The purpose of this project is to assist anyone trying to port scan a large number of computers in their analysis of the results.

For instance, someone auditing the security of a network may wish to scan a /16 network (65k IPs), and with 65k results coming back, one can hardly inspect them to get a general feel of what types of systems are on the network.

The most popular port scanning utility, NMap, allows for XML output of scan data. We parse this XML output, which can contain information for a single IP or many IPs, create incremental strings for each result, and tokenize these strings to features (one string per feature).

Current clustering strategies:

Manual: This method allows the user to input their own hyper parameters for KMeans or DBSCAN, and really only makes sense for the advanced user, or for testing.

Automatic: The idea of this method is to provide a meaningful result without ever asking the user for any additional information. We have to assume that this method will not always give the user what they want. Various strategies are being tested to produce the best results here, but ultimately, I imagine a feedback based model will be needed to tune the engine that chooses the best clustering results (silhouette has not been effective).

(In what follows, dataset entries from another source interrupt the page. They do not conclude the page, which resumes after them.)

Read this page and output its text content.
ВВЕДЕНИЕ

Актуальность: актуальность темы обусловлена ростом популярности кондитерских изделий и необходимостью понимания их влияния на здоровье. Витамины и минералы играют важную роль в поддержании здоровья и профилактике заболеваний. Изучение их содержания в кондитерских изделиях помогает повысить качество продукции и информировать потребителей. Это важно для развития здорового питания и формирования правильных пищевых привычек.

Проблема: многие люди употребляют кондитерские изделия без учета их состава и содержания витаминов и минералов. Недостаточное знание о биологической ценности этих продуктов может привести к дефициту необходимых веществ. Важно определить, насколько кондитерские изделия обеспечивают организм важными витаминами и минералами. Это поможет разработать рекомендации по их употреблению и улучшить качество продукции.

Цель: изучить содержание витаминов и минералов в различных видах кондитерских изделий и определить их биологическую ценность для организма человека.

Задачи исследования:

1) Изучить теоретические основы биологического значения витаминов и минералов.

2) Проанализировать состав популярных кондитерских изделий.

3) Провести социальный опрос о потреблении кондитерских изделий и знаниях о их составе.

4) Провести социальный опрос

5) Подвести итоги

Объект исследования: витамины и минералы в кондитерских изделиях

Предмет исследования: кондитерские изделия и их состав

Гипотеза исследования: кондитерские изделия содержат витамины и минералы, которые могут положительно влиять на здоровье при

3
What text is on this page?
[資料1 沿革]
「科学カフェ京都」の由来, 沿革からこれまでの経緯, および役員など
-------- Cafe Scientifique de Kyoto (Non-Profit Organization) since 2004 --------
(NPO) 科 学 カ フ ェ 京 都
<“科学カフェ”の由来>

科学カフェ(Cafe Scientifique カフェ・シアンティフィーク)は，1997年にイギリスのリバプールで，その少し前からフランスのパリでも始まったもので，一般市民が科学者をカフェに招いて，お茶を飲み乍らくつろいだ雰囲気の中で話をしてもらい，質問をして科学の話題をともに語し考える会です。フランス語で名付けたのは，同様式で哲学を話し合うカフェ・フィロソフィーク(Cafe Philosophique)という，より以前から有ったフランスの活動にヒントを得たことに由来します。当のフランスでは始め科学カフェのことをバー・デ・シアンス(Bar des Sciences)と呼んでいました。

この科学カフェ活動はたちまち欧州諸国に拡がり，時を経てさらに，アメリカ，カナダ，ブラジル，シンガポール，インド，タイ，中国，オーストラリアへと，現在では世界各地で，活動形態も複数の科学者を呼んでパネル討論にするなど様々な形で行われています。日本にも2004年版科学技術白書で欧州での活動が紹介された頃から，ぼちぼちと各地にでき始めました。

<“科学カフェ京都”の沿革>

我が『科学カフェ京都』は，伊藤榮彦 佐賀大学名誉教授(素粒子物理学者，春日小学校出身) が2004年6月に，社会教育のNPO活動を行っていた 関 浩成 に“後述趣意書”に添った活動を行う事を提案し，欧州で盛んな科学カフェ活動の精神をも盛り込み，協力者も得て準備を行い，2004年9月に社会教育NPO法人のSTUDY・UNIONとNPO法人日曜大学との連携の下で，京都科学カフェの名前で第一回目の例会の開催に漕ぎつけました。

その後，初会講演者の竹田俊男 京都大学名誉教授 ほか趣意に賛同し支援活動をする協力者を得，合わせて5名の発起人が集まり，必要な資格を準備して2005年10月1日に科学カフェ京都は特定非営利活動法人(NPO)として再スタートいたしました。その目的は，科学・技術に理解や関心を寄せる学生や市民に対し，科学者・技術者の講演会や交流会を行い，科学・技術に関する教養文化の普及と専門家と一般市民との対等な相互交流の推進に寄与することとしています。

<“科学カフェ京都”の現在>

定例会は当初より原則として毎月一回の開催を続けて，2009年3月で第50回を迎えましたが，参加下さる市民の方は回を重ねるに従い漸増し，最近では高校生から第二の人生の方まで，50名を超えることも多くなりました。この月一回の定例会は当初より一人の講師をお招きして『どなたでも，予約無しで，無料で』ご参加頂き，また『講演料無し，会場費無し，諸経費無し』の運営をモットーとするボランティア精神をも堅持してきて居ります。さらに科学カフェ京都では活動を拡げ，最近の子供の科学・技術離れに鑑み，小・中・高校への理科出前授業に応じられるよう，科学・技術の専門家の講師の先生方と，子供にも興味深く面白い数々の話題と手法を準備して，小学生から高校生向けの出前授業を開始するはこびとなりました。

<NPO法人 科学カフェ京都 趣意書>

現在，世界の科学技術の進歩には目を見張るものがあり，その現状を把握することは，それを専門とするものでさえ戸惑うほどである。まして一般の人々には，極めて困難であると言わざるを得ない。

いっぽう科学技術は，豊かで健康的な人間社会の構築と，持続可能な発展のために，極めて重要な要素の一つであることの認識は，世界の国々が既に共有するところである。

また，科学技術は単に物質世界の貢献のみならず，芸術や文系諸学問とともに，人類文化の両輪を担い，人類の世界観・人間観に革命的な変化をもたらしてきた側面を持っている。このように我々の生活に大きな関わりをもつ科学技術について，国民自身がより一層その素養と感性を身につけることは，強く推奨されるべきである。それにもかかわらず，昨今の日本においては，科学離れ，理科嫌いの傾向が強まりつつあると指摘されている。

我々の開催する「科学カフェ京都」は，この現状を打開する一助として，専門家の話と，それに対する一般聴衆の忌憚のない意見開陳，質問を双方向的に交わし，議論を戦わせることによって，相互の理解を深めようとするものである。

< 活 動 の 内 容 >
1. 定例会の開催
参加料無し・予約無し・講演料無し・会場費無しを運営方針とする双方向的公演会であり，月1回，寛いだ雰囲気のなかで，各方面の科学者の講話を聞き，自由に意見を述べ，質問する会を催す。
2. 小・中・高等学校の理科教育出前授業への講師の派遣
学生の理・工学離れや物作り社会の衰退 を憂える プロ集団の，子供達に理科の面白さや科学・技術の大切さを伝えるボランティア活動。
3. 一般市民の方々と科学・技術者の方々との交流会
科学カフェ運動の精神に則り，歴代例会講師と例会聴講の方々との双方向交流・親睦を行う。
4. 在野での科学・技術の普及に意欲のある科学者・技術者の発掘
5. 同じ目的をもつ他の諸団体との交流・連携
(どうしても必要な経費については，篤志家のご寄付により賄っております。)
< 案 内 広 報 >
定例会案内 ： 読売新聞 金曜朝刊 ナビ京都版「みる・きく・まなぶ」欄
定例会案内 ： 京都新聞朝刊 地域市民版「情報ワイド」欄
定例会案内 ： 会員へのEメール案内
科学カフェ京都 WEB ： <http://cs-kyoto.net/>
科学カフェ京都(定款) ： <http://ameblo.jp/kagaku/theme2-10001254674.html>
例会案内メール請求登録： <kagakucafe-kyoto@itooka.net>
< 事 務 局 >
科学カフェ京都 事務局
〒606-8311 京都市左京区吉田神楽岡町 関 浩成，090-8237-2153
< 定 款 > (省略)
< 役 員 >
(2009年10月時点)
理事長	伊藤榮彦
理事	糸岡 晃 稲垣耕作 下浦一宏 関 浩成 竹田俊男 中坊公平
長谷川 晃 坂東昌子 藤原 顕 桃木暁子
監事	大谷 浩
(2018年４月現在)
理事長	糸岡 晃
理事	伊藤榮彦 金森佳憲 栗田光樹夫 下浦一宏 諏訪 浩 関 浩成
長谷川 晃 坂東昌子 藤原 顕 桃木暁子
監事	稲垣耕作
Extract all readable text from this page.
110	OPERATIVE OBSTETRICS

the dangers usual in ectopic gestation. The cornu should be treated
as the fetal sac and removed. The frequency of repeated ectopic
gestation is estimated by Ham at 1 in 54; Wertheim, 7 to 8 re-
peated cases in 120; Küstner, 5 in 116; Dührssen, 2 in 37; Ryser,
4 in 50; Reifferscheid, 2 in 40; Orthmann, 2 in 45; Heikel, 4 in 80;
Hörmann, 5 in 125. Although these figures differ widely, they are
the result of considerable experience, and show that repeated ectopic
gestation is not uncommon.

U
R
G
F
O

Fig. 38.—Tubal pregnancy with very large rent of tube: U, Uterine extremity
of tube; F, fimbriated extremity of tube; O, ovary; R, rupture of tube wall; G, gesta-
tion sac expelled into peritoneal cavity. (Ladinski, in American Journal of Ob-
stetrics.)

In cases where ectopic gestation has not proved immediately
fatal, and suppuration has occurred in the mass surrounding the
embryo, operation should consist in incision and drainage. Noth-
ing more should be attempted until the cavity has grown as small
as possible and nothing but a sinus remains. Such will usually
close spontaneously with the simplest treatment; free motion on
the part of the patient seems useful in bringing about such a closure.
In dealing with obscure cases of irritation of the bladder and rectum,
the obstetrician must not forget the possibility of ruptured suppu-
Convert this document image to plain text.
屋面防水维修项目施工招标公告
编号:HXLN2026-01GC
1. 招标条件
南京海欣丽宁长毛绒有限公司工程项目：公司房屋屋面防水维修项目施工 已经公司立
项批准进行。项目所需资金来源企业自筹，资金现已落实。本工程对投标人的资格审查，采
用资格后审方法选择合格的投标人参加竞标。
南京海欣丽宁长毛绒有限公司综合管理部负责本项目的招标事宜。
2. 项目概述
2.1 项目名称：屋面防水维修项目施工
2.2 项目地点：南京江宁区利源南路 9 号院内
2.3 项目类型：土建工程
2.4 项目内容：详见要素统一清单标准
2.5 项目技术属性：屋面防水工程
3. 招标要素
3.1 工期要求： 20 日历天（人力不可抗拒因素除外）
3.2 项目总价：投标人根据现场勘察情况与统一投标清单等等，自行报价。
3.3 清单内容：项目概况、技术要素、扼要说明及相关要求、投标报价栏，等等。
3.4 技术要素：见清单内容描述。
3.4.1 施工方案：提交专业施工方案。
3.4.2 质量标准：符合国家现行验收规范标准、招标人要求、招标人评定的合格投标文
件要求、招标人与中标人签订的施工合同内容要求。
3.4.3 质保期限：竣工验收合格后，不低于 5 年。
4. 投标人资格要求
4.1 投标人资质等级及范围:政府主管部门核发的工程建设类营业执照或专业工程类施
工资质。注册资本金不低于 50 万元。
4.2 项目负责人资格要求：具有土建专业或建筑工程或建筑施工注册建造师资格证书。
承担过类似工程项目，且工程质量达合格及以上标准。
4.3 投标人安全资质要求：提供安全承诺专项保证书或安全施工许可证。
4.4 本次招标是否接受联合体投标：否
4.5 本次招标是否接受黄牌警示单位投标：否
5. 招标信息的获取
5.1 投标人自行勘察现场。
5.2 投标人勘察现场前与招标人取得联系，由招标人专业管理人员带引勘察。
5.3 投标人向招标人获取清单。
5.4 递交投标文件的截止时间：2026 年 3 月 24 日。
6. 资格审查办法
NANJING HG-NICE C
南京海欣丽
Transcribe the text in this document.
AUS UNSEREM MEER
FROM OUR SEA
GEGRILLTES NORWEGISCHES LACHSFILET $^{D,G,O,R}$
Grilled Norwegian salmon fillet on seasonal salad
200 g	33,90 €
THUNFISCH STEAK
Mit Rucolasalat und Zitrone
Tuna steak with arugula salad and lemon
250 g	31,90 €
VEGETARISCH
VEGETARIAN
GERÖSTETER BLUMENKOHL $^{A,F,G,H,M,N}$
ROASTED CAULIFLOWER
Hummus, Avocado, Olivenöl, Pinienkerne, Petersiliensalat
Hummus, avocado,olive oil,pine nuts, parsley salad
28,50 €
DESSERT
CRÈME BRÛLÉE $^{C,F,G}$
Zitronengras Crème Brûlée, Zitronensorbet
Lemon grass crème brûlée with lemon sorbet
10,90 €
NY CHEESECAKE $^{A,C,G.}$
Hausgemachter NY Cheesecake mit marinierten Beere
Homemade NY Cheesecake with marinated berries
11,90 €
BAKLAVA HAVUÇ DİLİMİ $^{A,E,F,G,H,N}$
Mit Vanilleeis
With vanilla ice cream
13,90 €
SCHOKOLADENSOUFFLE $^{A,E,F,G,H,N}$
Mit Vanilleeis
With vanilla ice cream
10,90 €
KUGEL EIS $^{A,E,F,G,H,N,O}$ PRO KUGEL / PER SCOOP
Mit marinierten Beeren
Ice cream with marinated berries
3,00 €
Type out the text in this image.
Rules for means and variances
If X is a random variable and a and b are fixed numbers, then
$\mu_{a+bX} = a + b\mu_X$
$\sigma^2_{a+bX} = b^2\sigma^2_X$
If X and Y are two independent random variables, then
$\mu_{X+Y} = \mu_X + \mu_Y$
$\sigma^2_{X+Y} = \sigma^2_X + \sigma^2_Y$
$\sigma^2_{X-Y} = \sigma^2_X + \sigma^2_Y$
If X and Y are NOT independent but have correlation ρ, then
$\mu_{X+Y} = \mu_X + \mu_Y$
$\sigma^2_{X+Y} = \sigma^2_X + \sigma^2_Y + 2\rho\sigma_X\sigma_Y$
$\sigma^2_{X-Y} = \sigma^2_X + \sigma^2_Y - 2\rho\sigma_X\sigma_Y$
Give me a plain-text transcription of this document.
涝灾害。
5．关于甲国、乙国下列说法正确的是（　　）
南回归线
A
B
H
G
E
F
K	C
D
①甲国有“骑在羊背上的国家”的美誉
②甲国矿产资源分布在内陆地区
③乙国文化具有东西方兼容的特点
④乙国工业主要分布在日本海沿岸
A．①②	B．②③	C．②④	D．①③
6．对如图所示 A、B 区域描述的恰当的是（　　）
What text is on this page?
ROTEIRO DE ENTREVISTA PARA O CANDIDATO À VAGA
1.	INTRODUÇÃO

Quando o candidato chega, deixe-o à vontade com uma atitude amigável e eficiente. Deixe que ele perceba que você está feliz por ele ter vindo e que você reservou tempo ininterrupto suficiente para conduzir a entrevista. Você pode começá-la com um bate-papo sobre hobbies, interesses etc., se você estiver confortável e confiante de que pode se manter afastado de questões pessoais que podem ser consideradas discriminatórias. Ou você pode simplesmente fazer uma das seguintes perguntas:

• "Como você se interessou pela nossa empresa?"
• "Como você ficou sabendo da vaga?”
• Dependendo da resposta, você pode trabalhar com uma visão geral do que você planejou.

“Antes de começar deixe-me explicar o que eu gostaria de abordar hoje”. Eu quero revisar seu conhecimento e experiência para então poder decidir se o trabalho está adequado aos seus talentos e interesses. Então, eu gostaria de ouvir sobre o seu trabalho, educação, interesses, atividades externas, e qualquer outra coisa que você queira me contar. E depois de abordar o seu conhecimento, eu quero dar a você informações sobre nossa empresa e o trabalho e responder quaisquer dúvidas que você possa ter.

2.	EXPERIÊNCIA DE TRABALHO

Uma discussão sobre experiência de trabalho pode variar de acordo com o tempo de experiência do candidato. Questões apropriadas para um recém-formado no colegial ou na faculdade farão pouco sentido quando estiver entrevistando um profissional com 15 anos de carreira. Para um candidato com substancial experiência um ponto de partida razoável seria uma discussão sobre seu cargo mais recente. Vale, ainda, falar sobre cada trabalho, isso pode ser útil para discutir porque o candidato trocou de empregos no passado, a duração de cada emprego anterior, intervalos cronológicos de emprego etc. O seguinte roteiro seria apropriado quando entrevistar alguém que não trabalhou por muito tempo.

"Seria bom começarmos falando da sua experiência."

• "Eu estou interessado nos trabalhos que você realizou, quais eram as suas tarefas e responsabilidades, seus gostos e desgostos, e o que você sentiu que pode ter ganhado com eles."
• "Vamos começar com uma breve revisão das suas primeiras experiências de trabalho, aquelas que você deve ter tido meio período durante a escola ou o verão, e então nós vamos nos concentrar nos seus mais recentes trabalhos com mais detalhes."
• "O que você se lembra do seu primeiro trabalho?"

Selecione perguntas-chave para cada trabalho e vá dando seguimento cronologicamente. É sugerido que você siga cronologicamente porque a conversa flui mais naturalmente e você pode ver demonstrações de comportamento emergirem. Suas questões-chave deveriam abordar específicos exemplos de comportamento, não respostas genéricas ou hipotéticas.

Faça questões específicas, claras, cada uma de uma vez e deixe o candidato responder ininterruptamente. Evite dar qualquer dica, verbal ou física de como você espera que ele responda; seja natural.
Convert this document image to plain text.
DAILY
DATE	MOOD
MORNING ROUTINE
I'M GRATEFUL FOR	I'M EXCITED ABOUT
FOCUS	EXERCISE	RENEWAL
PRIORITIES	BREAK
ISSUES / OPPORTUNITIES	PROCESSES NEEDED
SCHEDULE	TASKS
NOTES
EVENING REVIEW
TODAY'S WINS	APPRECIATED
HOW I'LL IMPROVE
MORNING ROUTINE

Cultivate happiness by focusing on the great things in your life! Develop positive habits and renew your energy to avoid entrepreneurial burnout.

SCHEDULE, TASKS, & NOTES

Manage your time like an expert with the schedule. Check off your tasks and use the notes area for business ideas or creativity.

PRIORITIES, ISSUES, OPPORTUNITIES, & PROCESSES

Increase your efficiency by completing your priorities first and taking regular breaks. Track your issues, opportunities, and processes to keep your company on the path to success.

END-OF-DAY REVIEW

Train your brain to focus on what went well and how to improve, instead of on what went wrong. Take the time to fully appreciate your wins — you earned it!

Assisted: The idea of this method is to provide the user with questions, and based on these questions (simple yes/no/unknown) we provide them with the clustered results. I feel this method is the most useful, but it has not been developed yet. A sample question would be "Should IP A and IP B be in the same cluster?", and provide some information about the IP addresses. The answers to these will act as the ground truth to determine the best way to cluster the samples.

The current method for displaying results to the user is by giving them a list of IPs in each cluster, then showing the shared features (the string representation of these features in a redundancy reduced form) for each cluster. It is likely that better methods to display the results will be needed.